Piensa en lo que dirán en la oficina, piensa en la joven, piensa en su mujer, piensa en la cría, piensa en el viejito. Se reprocha pensar siempre último en el viejito. Se imagina un calabozo de comisaría, los presos mirándolo de reojo. Las sirenas policiales. Aullidos de neumáticos. Abrir y cerrar de puertas de autos patrulla. Unos botines de cuero negro. Una patada en los riñones. Está por vomitar. Lo levantan de los pelos, lo doblan contra el motor del auto, lo revisan, le sacan el documento, la luz de una linterna y, a través de la radio de un auto patrulla, averiguan si tiene antecedentes. No tiene. Los policías comentan algo sobre un juez. Él tarda en darse cuenta de quién hablan. Del viejo de smoking hablan. El viejo es un juez.
Lo interrogan. Dónde vive, en qué trabaja. Contesta casi llorando. Mantener algo de dignidad, se impone. El otro, que lo observa desde atrás de los policías, lo mira socarrón.
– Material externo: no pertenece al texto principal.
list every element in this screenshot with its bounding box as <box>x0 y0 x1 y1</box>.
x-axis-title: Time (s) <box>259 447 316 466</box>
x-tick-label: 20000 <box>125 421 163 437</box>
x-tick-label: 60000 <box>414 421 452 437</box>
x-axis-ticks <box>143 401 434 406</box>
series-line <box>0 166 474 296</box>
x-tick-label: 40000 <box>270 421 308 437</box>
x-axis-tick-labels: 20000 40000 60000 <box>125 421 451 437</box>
Una limusina negra se aproxima. Una de las ventanillas del auto baja y entonces el oficinista puede entrever al juez y su amiguita. De su excelencia, lo tratan al juez. Que lo perdone, ruega el oficinista. Su excelencia, le llora. Que es la primera vez, dice. Que lo hizo por necesidad. Que tiene muchas bocas que alimentar, explica. Que le tenga lástima, solloza. Su excelencia, se arrodilla. Un policía le pega un revés. Pero él no para de implorar.
El juez asiente. La limusina se aleja en la bruma. Y lo liberan. Es que no valía la pena, se ríen los policías. Las piedras no valían nada. No es que el juez haya sido benévolo. Es que esa alhaja era una baratija. Tuvo suerte, le dice el policía. No valía la pena hacer más escándalo por una chafalonía regalada a una mariposita nocturna.